Hannah Selinger, The Independent
Last Thursday marked the beginning of a roiling feud between former Secretary of State Hillary Clinton and current Representative of Hawaii’s second Congressional district Tulsi Gabbard. Secretary Clinton, who appeared on a podcast with former Obama advisor David Plouffe, said that the Russians were preparing an American primary candidate to do their bidding.
“I’m not making any predictions, but I think they’ve got their eye on somebody who is currently in the Democratic primary,” Secretary Clinton said, without specifically naming Gabbard.
The Hawaii Representative immediately struck back on social media. “You, the queen of warmongers, embodiment of corruption, and personification of the rot that has sickened the Democratic Party for so long, have finally come out from behind the curtain,” she wrote. They were strong words, even shockingly strong. But even before this drama unfolded over Twitter, Tulsi Gabbard was beginning to become a problem.
Situating herself as an outsider among seasoned Washington insiders, Gabbard has started to construct a narrative that could be fatal to the 2020 election. A few weeks ago, she announced her intention to boycott the Democratic primary debate, which was held on Tuesday, October 15. Calling the Democratic Party “rigged” as she did so, Gabbard nevertheless eventually came around. She took the platform, but she used it to accuse the mainstream media of bias against her.
Like another outsider, Jill Stein, who grabbed more votes in states like Michigan than the margin between Donald Trump and Hillary Clinton, Representative Gabbard has committed to a storyline about the Democratic Party that suits her needs — but no one else’s. Gabbard’s abysmal polling is proof positive that she won’t be the elected nominee to represent the Democratic Party in the 2020 general election. But her systematic criticism of the Party indicates that she could well spoil the 2020 election for the Democrats as a third-party candidate.
Many have argued — and will continue to argue — that the presence of a third-party candidate has no true bearing on the results of a major election, and that the problem lies in a lack of strong candidates. Secretary Clinton, however, won the second-most votes in the history of any American election, surpassing Donald Trump (as well as her historically popular husband, Bill Clinton). People did show up to vote for Secretary Clinton, regardless of the fact that she was deemed “corrupt,” a “warmonger,” and, to hear some tell it, extremely unlikeable.
Secretary Clinton’s supposed personality problem — or the fact that she was not a “strong candidate” — did not scupper her chances in 2016; a third-party contender did. In the Rust Belt and Midwest, where electoral votes were decided based on a razor-thin margin between the two major party candidates, the presence of a third candidate — Jill Stein — made an election-tipping difference.

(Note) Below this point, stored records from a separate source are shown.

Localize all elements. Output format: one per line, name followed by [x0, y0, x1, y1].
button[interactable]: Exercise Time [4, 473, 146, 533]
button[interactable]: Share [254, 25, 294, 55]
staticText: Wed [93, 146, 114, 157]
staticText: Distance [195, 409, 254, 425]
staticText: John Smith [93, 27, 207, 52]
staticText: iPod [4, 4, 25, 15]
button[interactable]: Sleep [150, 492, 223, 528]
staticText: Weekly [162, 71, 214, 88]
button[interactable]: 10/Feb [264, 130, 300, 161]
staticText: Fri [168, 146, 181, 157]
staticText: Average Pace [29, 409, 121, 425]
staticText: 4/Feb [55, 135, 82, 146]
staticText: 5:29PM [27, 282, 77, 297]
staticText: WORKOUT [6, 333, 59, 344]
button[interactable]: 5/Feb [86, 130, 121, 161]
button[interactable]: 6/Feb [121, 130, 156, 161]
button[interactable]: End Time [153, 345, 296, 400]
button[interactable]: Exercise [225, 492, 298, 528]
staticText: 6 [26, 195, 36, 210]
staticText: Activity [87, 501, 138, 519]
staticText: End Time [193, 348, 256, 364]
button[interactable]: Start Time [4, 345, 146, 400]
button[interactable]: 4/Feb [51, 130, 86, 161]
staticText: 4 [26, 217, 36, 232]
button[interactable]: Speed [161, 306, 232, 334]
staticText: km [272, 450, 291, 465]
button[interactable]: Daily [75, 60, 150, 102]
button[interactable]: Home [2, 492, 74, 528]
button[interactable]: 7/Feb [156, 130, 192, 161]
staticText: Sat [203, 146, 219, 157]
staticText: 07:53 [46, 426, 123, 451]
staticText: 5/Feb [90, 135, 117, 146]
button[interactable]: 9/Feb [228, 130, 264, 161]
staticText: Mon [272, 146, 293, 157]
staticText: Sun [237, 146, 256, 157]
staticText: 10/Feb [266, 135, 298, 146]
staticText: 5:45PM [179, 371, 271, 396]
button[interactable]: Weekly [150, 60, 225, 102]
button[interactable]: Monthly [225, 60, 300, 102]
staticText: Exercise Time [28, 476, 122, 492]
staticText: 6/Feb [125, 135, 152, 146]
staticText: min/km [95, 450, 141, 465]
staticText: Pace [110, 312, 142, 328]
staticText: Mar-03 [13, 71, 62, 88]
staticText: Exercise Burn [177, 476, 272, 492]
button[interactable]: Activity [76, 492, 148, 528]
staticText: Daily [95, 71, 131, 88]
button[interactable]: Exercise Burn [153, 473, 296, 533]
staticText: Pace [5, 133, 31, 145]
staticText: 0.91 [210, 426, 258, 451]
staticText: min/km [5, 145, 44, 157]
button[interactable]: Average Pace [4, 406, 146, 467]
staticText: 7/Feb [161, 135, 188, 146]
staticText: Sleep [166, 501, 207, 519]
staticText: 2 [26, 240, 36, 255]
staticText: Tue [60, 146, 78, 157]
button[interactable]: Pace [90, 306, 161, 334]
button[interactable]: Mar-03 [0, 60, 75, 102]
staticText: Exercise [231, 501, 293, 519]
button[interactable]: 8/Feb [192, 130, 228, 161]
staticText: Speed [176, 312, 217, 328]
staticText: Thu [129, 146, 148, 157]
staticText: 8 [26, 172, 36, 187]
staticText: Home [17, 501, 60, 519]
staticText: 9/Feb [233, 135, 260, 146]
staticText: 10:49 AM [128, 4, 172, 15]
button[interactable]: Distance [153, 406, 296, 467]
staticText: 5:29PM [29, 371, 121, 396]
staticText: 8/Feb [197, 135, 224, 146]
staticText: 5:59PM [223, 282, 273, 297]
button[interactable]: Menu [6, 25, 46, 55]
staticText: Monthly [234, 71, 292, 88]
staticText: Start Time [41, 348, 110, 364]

Like Tulsi Gabbard, that candidate also ran on a platform of disenfranchisement and outsiderdom. Establishing herself as an anti-Washington populist who represented the ideologies of leftists who fell outside of the mainstream, Jill Stein convinced voters who otherwise would have voted for a Democrat to vote for her. Gabbard’s attention-seeking behaviour makes no sense in the context of the primary race, where she is polling around 2 per cent. Her vitriolic response to Secretary Clinton, attacks on the media, and failure to decry the behaviour of international dictators only make sense in the context of a separate bid for president.
Given the circumstances, it seems clear to me that Tulsi Gabbard intends to run on a third-party ticket, and, when she does, she will squander an opportunity to oust Donald Trump from office. As in 2000 and 2016, Democratic voters will have no one to blame but themselves if they support the presidential aspirations of a person bent on burning the system down. Sit up and take note: Russian operative or not, Tulsi Gabbard is a problem for all of us.